Durante el espectáculo Sagrado sonambulismo: Homenaje a Pita Amor , en la Sala Manuel M. Ponce del Palacio de Bellas Artes, la autora de La noche de Tlatelolco , acompañada por Lilia Aragón, Gabriela Araujo, Graciela Doring, Isela Vega, Lisbie Cuéllar y Pilar Pellicer, recordaron a quien fuera una figura fundamental dentro de la literatura mexicana.

Poniatowska, sobrina de Pita Amor, como cariñosamente se le conocía, hizo un breve recorrido por la vida y obra de su tía, desde sus momentos de triunfo absoluto, hasta los de gran decadencia, pasando por la trágica muerte de su hijo Manuelito y sus últimos años de vida, los cuales vivió en el abandono y la soledad.

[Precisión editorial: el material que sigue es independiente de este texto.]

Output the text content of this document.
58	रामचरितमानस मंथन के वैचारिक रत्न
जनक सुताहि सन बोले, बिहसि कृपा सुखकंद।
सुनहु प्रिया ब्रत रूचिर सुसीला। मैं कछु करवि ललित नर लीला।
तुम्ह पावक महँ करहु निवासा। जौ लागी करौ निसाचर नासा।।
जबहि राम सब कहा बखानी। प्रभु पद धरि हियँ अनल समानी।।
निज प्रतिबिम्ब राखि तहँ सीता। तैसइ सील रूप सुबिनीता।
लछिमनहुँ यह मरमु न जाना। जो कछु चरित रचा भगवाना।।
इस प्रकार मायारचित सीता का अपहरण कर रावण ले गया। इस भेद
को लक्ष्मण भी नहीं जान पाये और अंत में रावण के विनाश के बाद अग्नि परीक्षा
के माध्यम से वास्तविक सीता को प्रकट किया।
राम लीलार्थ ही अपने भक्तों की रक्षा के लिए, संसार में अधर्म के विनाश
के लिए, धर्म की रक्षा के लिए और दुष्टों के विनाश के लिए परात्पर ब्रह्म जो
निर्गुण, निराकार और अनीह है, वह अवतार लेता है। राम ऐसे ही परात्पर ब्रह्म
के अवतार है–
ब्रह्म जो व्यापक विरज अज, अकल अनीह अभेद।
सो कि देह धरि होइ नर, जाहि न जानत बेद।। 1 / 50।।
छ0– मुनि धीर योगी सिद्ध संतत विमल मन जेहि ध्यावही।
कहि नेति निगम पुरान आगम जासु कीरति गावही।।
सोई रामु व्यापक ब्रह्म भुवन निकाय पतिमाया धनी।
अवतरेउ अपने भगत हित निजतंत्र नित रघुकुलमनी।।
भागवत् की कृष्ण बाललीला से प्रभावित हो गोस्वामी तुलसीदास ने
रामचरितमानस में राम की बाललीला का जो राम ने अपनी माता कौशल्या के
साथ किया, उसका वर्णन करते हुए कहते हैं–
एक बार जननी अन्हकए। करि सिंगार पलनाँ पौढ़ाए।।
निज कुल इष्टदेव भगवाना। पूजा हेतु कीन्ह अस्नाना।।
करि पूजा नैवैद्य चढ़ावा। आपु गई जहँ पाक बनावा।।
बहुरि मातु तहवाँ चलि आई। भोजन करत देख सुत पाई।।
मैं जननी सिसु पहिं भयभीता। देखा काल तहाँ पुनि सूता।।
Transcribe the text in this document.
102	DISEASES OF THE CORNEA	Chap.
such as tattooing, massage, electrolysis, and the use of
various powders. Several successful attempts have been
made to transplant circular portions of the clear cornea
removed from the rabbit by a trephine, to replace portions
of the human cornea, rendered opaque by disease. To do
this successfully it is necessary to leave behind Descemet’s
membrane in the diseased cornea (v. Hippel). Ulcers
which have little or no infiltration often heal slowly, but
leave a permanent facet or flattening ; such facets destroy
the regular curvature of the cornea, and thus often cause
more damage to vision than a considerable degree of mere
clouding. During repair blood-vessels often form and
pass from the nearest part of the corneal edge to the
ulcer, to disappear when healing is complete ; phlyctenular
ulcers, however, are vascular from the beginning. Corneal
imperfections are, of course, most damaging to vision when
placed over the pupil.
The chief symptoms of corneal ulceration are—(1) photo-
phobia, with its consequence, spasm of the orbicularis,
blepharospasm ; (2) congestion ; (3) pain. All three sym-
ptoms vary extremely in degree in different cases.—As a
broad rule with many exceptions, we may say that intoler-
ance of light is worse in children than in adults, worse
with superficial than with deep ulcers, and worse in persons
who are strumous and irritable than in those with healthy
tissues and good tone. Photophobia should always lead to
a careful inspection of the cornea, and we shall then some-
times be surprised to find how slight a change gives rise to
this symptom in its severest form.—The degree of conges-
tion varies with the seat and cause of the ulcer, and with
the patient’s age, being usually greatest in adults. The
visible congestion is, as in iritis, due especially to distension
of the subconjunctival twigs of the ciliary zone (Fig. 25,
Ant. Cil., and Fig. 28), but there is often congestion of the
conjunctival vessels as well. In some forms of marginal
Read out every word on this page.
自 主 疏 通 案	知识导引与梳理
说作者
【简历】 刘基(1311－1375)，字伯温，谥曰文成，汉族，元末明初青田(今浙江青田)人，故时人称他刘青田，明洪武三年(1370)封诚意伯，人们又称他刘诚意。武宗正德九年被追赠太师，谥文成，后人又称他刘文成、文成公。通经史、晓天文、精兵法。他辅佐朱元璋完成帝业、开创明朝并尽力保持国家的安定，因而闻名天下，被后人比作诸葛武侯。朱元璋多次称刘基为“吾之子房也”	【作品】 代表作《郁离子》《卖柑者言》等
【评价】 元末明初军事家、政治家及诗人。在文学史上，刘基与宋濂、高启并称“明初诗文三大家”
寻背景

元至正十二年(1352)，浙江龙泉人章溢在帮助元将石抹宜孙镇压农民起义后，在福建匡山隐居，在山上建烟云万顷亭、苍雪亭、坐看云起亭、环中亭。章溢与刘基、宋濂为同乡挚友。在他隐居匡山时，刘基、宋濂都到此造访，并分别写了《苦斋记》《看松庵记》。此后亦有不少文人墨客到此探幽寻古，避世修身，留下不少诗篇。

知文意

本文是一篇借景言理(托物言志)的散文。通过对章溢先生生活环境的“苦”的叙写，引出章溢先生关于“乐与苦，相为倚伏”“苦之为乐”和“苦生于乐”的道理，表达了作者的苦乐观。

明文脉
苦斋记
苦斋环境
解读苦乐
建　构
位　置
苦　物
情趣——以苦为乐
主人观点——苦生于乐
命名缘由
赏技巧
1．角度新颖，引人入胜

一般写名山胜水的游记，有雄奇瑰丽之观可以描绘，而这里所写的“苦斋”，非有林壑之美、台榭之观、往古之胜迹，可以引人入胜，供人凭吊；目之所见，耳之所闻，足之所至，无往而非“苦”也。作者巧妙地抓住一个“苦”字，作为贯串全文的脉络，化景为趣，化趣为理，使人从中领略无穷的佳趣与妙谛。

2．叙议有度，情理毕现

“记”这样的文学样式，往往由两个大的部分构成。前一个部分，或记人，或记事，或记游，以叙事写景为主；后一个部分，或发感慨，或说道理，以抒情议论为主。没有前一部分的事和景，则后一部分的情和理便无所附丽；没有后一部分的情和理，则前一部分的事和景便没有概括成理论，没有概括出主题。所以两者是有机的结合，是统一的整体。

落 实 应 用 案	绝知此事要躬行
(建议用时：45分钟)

Por espacio de poco más de una hora y en una sala que lució abarrotada, los presentes disfrutaron de un collage poético con una lectura dramatizada de la obra de Pita Amor a cargo de las actrices antes mencionadas, bajo la dirección del dramaturgo mexicano Miguel Sabido.

En su intervención, Poniatowska recordó a Amor, como una de las figuras más desenfrenadas de la década de los 40 y 50, pues fue una mujer que en su época posó desnuda, lo que le valió ser satanizada por la sociedad de su tiempo.

Señaló que Pita Amor produjo de golpe y porrazo , ante el azoro general, su primer libro de poesía Yo soy mi casa , publicado a iniciativa de Manuel Altolaguirre, el cual dedicó a la también poetisa Gabriela Mistral.

Recordó que la obra causó sensación e inmediatamente el escritor mexicano Alfonso Reyes la apadrinó poéticamente .

Resulta contradictoria esta mujer que no cejaba en su afán de escándalo y salía desnuda bajo su abrigo de mink a gritar a media noche en el Paseo de la Reforma: yo soy la reina de la noche.

Pita Amor fue de escándalo en escándalo, sin la menor compasión por sí misma; en su programa de televisión repleta de joyas, dos anillos en cada dedo, con su invariable bucle sobre la frente y sobre todo con un escote que hizo protestar a la liga de la decencia, alegando que no se podía recitar a San Juan de la Cruz enseñando los pechos , señaló Poniatowska.

En pequeñas pausas de la lectura a cargo del grupo de actrices, Miguel Sabido eligió la personalidad de Guadalupe Amor, al tiempo que confesó haber quedado enamorado de su hermosura, a pesar de lo polémica que fue.

Fue una mujer de extraordinaria belleza, a la par que Dolores del Río y María Félix, una de las mujeres más hermosas de México, que gozó de una aguda inteligencia y de un don creativo al nivel del más alto poeta. Cuando yo la conocí me enamoré de ella, quedé fascinado con Guadalupe y tuve el privilegio de su amistad durante muchos años , indicó.

Los bloques temáticos de la obra de Pita Amor que el público disfrutó sin moverse de sus asientos fueron: el Polvo, Erotismo, Juegos infantiles, Yo soy mi casa y Lucha contra Dios.

Guadalupe fue una poeta mística pero no al modo de San Juan de la Cruz o de Santa Teresa de Ávila, Pita le exige, le reclama a Dios que la enamore .

Al término de la función los presentes dieron un fuerte aplauso a cada uno de los participantes, por tan emotivo homenaje.